Oxylus (/ˈɒksᵻləs/; Ancient Greek: Ὄξυλος Oxulos), was a mythical king of Elis, who came from Aetolia and was son of Haemon (himself son of Thoas) or of Andraemon.

== Mythology ==
Oxylus was exiled from Aetolia on account of unintentional homicide; his victim was either his own brother Therimus or a certain Alcidocus, son of Scopius. In his wanderings, he met Temenus, son of Aristomachus, on a road. Temenus had been told by an oracle to look out for a man with three eyes, and since Oxylus was riding a horse or mule with one eye, he matched that description. Oxylus then, as the oracle had recommended, accompanied Temenus and his brother, Cresphontes, in their invasion of the Peloponnese. He advised them to invade the Peloponnese by ship, sailing from Naupactus to Molycrium. For his aid, Oxylus asked to be given Elis, a fertile land, as his own.

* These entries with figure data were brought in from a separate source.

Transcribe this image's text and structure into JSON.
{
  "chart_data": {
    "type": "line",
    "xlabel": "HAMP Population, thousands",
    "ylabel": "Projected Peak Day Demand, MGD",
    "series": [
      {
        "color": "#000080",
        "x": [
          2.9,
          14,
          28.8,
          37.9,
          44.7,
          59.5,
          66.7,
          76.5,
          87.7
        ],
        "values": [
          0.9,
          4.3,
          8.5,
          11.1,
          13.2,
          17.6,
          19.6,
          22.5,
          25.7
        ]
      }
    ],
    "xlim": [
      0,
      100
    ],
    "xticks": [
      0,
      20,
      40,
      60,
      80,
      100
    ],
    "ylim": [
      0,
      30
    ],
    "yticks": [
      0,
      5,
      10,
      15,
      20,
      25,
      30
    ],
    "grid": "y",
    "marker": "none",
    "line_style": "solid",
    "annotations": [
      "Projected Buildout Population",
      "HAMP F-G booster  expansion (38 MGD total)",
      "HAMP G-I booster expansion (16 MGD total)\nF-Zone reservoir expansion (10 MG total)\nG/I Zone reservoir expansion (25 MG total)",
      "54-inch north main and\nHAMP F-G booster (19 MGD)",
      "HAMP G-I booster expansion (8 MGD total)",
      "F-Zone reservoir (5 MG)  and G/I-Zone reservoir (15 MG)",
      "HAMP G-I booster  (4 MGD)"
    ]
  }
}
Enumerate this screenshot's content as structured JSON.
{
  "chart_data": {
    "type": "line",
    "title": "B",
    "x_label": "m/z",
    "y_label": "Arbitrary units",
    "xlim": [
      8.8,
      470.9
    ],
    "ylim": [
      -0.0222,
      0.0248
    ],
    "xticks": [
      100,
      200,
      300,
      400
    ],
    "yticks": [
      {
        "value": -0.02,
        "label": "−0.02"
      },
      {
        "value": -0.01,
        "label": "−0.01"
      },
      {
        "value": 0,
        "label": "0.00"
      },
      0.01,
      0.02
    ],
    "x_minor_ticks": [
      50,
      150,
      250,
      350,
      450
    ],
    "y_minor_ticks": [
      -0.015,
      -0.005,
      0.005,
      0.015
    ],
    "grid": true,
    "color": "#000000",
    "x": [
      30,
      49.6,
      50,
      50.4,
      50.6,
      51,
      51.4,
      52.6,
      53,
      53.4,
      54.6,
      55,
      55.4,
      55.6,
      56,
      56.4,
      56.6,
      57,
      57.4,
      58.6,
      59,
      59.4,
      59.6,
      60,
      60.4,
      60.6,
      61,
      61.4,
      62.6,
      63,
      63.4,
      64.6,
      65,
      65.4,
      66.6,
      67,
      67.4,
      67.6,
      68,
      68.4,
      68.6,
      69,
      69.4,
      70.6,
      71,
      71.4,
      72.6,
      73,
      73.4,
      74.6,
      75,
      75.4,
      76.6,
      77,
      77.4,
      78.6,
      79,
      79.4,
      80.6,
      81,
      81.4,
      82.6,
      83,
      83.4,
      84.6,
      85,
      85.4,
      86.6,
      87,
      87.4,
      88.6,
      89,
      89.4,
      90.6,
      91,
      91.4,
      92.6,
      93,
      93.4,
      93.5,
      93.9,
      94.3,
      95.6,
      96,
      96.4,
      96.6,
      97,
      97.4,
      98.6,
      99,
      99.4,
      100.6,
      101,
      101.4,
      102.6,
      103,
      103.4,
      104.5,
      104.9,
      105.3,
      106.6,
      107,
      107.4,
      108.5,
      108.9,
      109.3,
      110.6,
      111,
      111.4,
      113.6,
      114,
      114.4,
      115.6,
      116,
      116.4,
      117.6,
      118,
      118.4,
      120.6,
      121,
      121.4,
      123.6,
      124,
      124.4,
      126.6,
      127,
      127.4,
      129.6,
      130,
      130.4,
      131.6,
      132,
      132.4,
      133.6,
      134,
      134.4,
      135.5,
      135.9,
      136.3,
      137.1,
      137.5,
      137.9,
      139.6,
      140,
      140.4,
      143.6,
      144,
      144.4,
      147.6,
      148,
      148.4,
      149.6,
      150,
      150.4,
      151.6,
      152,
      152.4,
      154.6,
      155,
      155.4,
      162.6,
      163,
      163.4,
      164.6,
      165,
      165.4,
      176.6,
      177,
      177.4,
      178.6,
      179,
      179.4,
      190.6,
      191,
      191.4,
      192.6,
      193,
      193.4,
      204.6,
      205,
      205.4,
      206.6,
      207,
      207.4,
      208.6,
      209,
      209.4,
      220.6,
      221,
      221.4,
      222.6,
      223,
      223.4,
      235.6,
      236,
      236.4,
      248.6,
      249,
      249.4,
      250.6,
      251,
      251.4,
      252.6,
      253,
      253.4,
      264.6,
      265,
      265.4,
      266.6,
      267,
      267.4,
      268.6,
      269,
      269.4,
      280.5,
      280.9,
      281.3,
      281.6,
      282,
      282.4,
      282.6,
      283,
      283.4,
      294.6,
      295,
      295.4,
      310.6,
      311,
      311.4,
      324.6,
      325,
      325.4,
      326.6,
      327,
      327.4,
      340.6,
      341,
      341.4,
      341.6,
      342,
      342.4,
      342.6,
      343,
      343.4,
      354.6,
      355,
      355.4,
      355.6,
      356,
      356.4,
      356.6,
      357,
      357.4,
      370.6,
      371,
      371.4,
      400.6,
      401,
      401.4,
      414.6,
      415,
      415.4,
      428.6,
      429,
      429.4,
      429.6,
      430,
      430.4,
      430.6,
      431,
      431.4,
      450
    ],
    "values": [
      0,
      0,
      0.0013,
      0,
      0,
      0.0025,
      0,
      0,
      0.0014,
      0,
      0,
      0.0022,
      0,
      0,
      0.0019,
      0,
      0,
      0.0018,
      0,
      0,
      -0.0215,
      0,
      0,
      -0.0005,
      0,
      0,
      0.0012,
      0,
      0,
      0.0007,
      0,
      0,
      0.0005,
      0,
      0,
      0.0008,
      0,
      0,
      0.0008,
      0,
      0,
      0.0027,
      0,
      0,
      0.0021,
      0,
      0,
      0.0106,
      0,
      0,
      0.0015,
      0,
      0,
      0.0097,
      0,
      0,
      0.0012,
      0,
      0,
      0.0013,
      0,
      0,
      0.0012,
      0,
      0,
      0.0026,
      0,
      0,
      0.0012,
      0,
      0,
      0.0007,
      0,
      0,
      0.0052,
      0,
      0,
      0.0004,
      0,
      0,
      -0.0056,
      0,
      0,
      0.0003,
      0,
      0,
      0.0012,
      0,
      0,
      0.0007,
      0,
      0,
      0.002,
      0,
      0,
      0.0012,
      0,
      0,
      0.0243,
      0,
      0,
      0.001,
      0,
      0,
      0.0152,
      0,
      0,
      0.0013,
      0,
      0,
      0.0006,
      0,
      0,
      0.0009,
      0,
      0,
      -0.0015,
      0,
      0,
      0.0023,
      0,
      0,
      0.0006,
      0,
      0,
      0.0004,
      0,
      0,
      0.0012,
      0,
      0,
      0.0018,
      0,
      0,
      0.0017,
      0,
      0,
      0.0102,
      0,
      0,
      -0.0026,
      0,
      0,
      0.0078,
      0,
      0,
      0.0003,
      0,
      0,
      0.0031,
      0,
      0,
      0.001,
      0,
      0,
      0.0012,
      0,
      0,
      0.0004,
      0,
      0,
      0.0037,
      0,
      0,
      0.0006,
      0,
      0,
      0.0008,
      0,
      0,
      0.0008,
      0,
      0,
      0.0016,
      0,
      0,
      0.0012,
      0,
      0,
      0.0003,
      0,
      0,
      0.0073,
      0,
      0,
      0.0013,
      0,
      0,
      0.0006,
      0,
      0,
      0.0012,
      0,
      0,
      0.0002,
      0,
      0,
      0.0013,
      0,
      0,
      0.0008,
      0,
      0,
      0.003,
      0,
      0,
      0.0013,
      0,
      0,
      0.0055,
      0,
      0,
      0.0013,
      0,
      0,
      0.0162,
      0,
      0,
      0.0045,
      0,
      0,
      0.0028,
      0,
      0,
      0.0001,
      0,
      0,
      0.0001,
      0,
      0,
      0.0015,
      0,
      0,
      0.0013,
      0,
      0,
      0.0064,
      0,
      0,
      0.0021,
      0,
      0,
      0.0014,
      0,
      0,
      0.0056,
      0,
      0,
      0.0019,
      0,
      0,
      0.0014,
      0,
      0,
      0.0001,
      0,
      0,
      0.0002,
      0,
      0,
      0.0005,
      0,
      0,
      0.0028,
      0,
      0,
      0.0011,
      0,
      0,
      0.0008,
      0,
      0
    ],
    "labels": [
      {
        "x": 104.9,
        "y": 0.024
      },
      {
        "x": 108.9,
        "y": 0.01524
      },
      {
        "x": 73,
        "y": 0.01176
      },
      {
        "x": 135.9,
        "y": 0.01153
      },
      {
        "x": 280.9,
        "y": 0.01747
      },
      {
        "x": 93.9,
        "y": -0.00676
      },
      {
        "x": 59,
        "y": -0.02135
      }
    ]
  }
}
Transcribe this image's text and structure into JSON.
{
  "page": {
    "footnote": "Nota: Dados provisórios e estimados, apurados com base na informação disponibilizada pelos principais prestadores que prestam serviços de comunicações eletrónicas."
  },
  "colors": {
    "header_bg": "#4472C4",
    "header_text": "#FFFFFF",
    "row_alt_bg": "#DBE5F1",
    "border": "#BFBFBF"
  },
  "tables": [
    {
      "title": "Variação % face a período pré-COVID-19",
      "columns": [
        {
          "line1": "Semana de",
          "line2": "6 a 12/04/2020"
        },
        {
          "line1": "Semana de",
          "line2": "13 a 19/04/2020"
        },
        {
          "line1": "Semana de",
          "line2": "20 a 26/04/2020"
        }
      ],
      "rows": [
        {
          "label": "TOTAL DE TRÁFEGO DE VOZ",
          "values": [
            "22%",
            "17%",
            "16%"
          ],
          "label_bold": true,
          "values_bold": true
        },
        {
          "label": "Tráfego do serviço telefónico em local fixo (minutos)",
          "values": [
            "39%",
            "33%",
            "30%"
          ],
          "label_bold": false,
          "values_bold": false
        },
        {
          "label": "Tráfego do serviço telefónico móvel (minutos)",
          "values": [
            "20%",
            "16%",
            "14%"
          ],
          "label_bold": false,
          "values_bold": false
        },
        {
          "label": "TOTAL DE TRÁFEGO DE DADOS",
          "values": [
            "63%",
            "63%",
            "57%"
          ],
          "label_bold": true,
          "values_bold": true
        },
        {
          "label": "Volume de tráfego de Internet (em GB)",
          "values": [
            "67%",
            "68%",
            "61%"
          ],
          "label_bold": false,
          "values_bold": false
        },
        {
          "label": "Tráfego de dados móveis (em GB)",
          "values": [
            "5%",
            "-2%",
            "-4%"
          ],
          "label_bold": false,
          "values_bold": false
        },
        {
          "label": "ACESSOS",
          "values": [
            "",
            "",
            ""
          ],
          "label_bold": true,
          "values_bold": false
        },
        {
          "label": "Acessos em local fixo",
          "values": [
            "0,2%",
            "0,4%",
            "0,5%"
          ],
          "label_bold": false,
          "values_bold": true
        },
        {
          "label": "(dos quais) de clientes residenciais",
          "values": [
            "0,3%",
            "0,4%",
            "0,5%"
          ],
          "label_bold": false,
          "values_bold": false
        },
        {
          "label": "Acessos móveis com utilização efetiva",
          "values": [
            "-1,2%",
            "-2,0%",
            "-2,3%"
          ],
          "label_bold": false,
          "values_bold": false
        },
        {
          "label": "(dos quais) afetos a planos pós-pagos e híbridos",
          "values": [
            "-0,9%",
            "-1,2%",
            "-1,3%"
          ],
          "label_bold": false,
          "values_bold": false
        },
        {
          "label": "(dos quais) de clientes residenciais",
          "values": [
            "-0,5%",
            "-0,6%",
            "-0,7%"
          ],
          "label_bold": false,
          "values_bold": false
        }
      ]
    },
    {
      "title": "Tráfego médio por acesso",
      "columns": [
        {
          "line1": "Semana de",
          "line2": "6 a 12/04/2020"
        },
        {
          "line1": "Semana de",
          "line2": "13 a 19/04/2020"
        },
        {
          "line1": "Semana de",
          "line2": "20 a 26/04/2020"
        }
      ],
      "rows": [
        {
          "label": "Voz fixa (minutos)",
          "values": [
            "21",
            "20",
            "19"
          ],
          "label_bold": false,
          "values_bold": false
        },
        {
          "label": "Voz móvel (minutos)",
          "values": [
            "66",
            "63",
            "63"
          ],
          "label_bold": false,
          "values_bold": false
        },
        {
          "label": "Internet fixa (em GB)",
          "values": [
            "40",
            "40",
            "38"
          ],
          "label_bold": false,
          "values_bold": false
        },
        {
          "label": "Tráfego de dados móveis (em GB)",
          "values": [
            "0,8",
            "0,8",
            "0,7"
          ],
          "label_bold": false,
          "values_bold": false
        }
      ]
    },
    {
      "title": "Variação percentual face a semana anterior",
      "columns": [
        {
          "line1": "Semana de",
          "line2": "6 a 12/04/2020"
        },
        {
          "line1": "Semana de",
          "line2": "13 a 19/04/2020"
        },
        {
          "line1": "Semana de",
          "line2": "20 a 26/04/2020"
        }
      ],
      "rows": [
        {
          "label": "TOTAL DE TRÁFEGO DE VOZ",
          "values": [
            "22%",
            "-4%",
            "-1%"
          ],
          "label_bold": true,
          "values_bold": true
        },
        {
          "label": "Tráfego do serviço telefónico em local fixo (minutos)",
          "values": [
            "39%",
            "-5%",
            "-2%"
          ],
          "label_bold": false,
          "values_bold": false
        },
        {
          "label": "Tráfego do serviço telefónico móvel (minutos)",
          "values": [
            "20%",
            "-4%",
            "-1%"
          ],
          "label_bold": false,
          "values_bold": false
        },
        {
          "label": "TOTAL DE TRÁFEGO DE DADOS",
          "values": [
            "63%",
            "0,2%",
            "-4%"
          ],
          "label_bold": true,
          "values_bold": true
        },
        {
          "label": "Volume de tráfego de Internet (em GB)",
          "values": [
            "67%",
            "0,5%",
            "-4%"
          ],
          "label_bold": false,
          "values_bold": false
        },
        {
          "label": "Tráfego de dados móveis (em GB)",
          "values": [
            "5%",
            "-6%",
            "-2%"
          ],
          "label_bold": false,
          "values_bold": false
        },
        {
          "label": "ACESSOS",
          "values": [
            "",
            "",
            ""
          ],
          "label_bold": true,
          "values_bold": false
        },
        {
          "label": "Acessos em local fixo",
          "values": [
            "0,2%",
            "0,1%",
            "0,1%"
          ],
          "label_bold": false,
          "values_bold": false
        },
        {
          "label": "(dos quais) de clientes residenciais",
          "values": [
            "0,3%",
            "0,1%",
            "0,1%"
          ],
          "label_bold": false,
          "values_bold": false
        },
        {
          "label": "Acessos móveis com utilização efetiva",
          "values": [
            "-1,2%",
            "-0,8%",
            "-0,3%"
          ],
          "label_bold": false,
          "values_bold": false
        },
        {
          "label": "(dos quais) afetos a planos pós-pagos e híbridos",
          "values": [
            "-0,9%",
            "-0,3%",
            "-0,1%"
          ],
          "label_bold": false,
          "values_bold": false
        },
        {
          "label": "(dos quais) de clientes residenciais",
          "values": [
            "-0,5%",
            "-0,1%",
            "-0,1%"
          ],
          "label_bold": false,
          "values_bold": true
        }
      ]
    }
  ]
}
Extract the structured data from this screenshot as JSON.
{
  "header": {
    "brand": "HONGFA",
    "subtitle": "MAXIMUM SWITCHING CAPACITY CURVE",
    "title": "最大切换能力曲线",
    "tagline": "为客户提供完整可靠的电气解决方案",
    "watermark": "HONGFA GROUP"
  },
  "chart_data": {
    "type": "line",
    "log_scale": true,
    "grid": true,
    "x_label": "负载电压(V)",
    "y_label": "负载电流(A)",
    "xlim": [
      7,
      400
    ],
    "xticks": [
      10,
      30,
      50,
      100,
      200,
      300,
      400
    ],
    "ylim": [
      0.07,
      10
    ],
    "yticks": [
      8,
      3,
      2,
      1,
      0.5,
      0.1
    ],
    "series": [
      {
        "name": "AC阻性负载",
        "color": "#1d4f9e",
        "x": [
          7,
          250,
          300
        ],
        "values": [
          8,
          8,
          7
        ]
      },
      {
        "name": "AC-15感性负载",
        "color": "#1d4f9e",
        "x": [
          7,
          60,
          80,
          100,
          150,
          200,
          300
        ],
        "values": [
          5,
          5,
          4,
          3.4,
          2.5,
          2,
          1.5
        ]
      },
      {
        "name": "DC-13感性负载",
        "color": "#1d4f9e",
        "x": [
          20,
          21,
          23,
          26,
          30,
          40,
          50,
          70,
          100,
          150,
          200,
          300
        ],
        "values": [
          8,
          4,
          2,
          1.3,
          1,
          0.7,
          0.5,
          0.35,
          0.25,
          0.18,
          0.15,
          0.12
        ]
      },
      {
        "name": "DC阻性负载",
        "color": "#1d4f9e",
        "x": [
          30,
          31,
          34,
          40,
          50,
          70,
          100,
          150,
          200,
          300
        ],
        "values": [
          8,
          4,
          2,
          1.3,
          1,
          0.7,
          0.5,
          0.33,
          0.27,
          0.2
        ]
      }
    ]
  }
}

Since Oxylus suspected that the Dorians would not give Elis to him, when they saw how fertile it was, he led them through Arcadia and not Elis. Nevertheless, Pausanias says that he did have to fight over the land with the Dorian Dius. The latter proposed that each side chose a single soldier to represent his army. Degmenus, an archer, fought for Dius and Pyraechmes, a slinger, for Oxylus; the latter won, and Oxylus received Elis as his domain. Strabo tells the same story, but says that the opponent was the native Epeans. Polyaenus calls the archer Aeschines rather than Degmenus.

After gaining control of Elis, Oxylus settled Aetolians there and allowed Dius to settle with special rights. Pausanias says that Oxylus allowed the Epeans to stay too and maintained the existing cults; Strabo says that he drove the Epeans out. He allowed Dius to settle there as well, and brought the people from the surrounding villages into the city, thus becoming the city's founder. In accordance with a prophecy of the oracle, he brought in Agorius, great-grandson of Orestes and thus a descendant of Pelops, as a co-founder. The land became prosperous under him. The Dorians swore an oath never to invade Elis, which Strabo presents as a precursor of the Olympic truce and the reason why Elis had no city walls. This truce lasted until the time of Pheidon of Argos.

== Descendants ==
By his wife Pieria, Oxylus had two sons: Aetolus, who died before his parents and was buried next to the gate leading to Olympia, and Laias, who inherited the kingdom after him. A descendant, Iphitus, re-established the Olympic Games, an event connected by some authors with the first Olympiad in 779 BC. A family claiming descent from Oxylus is attested at Elis from the fourth century BC until AD 157.